Discussion Questions
Why do you think Yeshua tied the miracles of the feedings to His warning about the yeast of the Pharisees?
How does the principle that bread multiplied as it was passed challenge our modern view of provision and security?
In what ways might our communities today be shaped more by the “yeast of the Pharisees” (scarcity, exclusivity, performance) than by the yeast of Yeshua (abundance, invitation, trust)?
Seven-Day Practice Rhythm
Day 1 (🪞): Reflect on which influences are shaping your faith—culture, tradition, or Messiah’s Word.
Day 2 (🤝): Share bread (literal or figurative) with someone in need.

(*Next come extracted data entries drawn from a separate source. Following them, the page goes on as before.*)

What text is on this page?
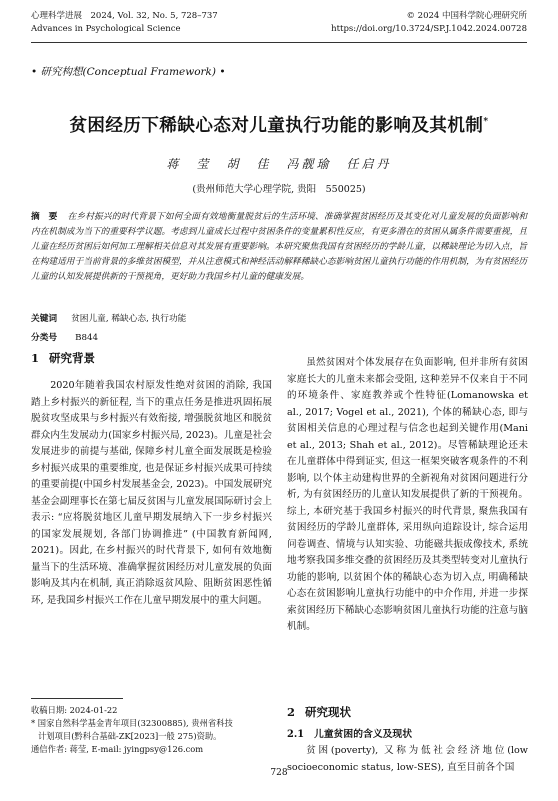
心理科学进展　2024, Vol. 32, No. 5, 728–737
Advances in Psychological Science
© 2024 中国科学院心理研究所
https://doi.org/10.3724/SP.J.1042.2024.00728
• 研究构想(Conceptual Framework) •
贫困经历下稀缺心态对儿童执行功能的影响及其机制*
蒋　莹　胡　佳　冯靓瑜　任启丹
(贵州师范大学心理学院, 贵阳　550025)
摘　要 在乡村振兴的时代背景下如何全面有效地衡量脱贫后的生活环境、准确掌握贫困经历及其变化对儿童发展的负面影响和内在机制成为当下的重要科学议题。考虑到儿童成长过程中贫困条件的变量累积性反应，有更多潜在的贫困从属条件需要重视，且儿童在经历贫困后如何加工理解相关信息对其发展有重要影响。本研究聚焦我国有贫困经历的学龄儿童，以稀缺理论为切入点，旨在构建适用于当前背景的多维贫困模型，并从注意模式和神经活动解释稀缺心态影响贫困儿童执行功能的作用机制，为有贫困经历儿童的认知发展提供新的干预视角，更好助力我国乡村儿童的健康发展。
关键词 贫困儿童, 稀缺心态, 执行功能
分类号 B844
1 研究背景

2020年随着我国农村原发性绝对贫困的消除, 我国踏上乡村振兴的新征程, 当下的重点任务是推进巩固拓展脱贫攻坚成果与乡村振兴有效衔接, 增强脱贫地区和脱贫群众内生发展动力(国家乡村振兴局, 2023)。儿童是社会发展进步的前提与基础, 保障乡村儿童全面发展既是检验乡村振兴成果的重要维度, 也是保证乡村振兴成果可持续的重要前提(中国乡村发展基金会, 2023)。中国发展研究基金会副理事长在第七届反贫困与儿童发展国际研讨会上表示: “应将脱贫地区儿童早期发展纳入下一步乡村振兴的国家发展规划, 各部门协调推进” (中国教育新闻网, 2021)。因此, 在乡村振兴的时代背景下, 如何有效地衡量当下的生活环境、准确掌握贫困经历对儿童发展的负面影响及其内在机制, 真正消除返贫风险、阻断贫困恶性循环, 是我国乡村振兴工作在儿童早期发展中的重大问题。

收稿日期: 2024-01-22
* 国家自然科学基金青年项目(32300885), 贵州省科技
计划项目(黔科合基础-ZK[2023]一般 275)资助。
通信作者: 蒋莹, E-mail: jyingpsy@126.com

虽然贫困对个体发展存在负面影响, 但并非所有贫困家庭长大的儿童未来都会受阻, 这种差异不仅来自于不同的环境条件、家庭教养或个性特征(Lomanowska et al., 2017; Vogel et al., 2021), 个体的稀缺心态, 即与贫困相关信息的心理过程与信念也起到关键作用(Mani et al., 2013; Shah et al., 2012)。尽管稀缺理论还未在儿童群体中得到证实, 但这一框架突破客观条件的不利影响, 以个体主动建构世界的全新视角对贫困问题进行分析, 为有贫困经历的儿童认知发展提供了新的干预视角。综上, 本研究基于我国乡村振兴的时代背景, 聚焦我国有贫困经历的学龄儿童群体, 采用纵向追踪设计, 综合运用问卷调查、情境与认知实验、功能磁共振成像技术, 系统地考察我国多维交叠的贫困经历及其类型转变对儿童执行功能的影响, 以贫困个体的稀缺心态为切入点, 明确稀缺心态在贫困影响儿童执行功能中的中介作用, 并进一步探索贫困经历下稀缺心态影响贫困儿童执行功能的注意与脑机制。

2 研究现状
2.1 儿童贫困的含义及现状

贫困(poverty), 又称为低社会经济地位(low socioeconomic status, low-SES), 直至目前各个国

728
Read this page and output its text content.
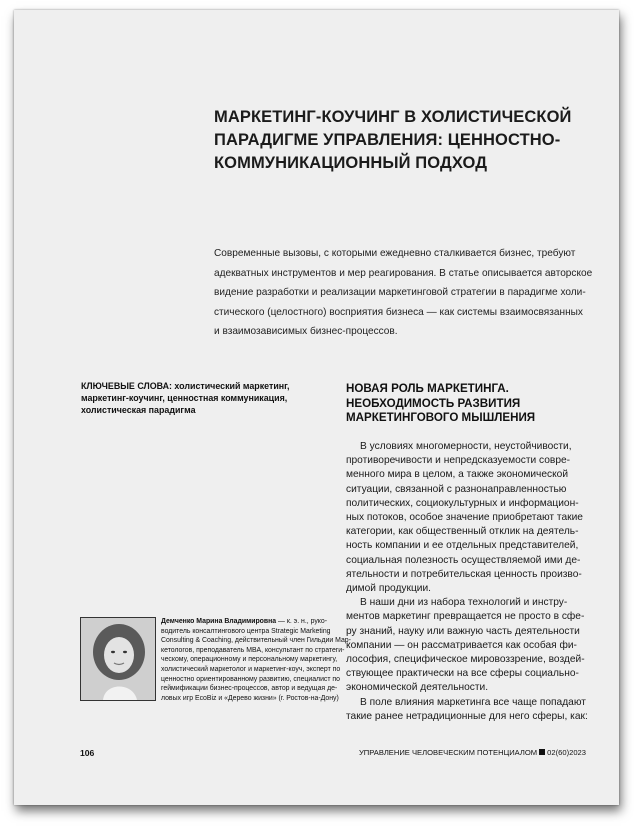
МАРКЕТИНГ-КОУЧИНГ В ХОЛИСТИЧЕСКОЙ
ПАРАДИГМЕ УПРАВЛЕНИЯ: ЦЕННОСТНО-
КОММУНИКАЦИОННЫЙ ПОДХОД
Современные вызовы, с которыми ежедневно сталкивается бизнес, требуют
адекватных инструментов и мер реагирования. В статье описывается авторское
видение разработки и реализации маркетинговой стратегии в парадигме холи-
стического (целостного) восприятия бизнеса — как системы взаимосвязанных
и взаимозависимых бизнес-процессов.
КЛЮЧЕВЫЕ СЛОВА: холистический маркетинг, маркетинг-коучинг, ценностная коммуникация, холистическая парадигма
НОВАЯ РОЛЬ МАРКЕТИНГА.
НЕОБХОДИМОСТЬ РАЗВИТИЯ
МАРКЕТИНГОВОГО МЫШЛЕНИЯ
В условиях многомерности, неустойчивости,
противоречивости и непредсказуемости совре-
менного мира в целом, а также экономической
ситуации, связанной с разнонаправленностью
политических, социокультурных и информацион-
ных потоков, особое значение приобретают такие
категории, как общественный отклик на деятель-
ность компании и ее отдельных представителей,
социальная полезность осуществляемой ими де-
ятельности и потребительская ценность произво-
димой продукции.
В наши дни из набора технологий и инстру-
ментов маркетинг превращается не просто в сфе-
ру знаний, науку или важную часть деятельности
компании — он рассматривается как особая фи-
лософия, специфическое мировоззрение, воздей-
ствующее практически на все сферы социально-
экономической деятельности.
В поле влияния маркетинга все чаще попадают
такие ранее нетрадиционные для него сферы, как:
Демченко Марина Владимировна — к. э. н., руко-
водитель консалтингового центра Strategic Marketing
Consulting & Coaching, действительный член Гильдии Мар-
кетологов, преподаватель MBA, консультант по стратеги-
ческому, операционному и персональному маркетингу,
холистический маркетолог и маркетинг-коуч, эксперт по
ценностно ориентированному развитию, специалист по
геймификации бизнес-процессов, автор и ведущая де-
ловых игр EcoBiz и «Дерево жизни» (г. Ростов-на-Дону)
106	УПРАВЛЕНИЕ ЧЕЛОВЕЧЕСКИМ ПОТЕНЦИАЛОМ 02(60)2023
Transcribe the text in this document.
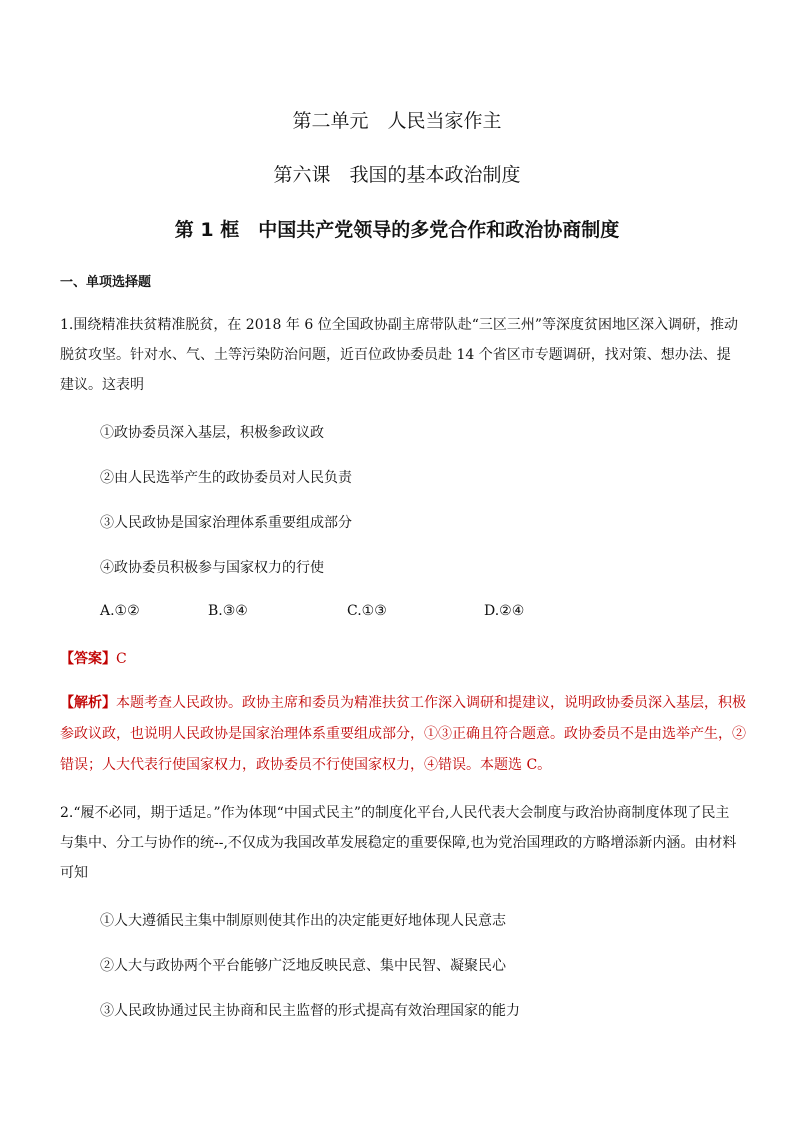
第二单元　人民当家作主
第六课　我国的基本政治制度
第 1 框　中国共产党领导的多党合作和政治协商制度
一、单项选择题
1.围绕精准扶贫精准脱贫，在 2018 年 6 位全国政协副主席带队赴“三区三州”等深度贫困地区深入调研，推动脱贫攻坚。针对水、气、土等污染防治问题，近百位政协委员赴 14 个省区市专题调研，找对策、想办法、提建议。这表明
①政协委员深入基层，积极参政议政
②由人民选举产生的政协委员对人民负责
③人民政协是国家治理体系重要组成部分
④政协委员积极参与国家权力的行使
A.①②	B.③④	C.①③	D.②④
【答案】C
【解析】本题考查人民政协。政协主席和委员为精准扶贫工作深入调研和提建议，说明政协委员深入基层，积极参政议政，也说明人民政协是国家治理体系重要组成部分，①③正确且符合题意。政协委员不是由选举产生，②错误；人大代表行使国家权力，政协委员不行使国家权力，④错误。本题选 C。
2.“履不必同，期于适足。”作为体现“中国式民主”的制度化平台,人民代表大会制度与政治协商制度体现了民主与集中、分工与协作的统--,不仅成为我国改革发展稳定的重要保障,也为党治国理政的方略增添新内涵。由材料可知
①人大遵循民主集中制原则使其作出的决定能更好地体现人民意志
②人大与政协两个平台能够广泛地反映民意、集中民智、凝聚民心
③人民政协通过民主协商和民主监督的形式提高有效治理国家的能力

Pray for Yah to multiply it.
Day 3 (🙏): Ask Yah to expose areas of hypocrisy or unbelief in your own heart.
Day 4 (🪞): Journal about a time Yah provided abundantly when you felt empty.
Day 5 (🤝): Speak encouragement to someone who feels like they are running out of strength.
Day 6 (🙏): Read John 6:26–59. Pray for deeper hunger for Messiah as the Bread of Life.
Day 7 (Sabbath): Rest and reflect: Where did Yah multiply your little into abundance this week? Give thanks.
Closing Blessing
May you beware of yeast that puffs up but leaves the soul empty.
May you embrace the yeast of Messiah that multiplies life.
And may your life rise with His Spirit until the whole world tastes His abundance.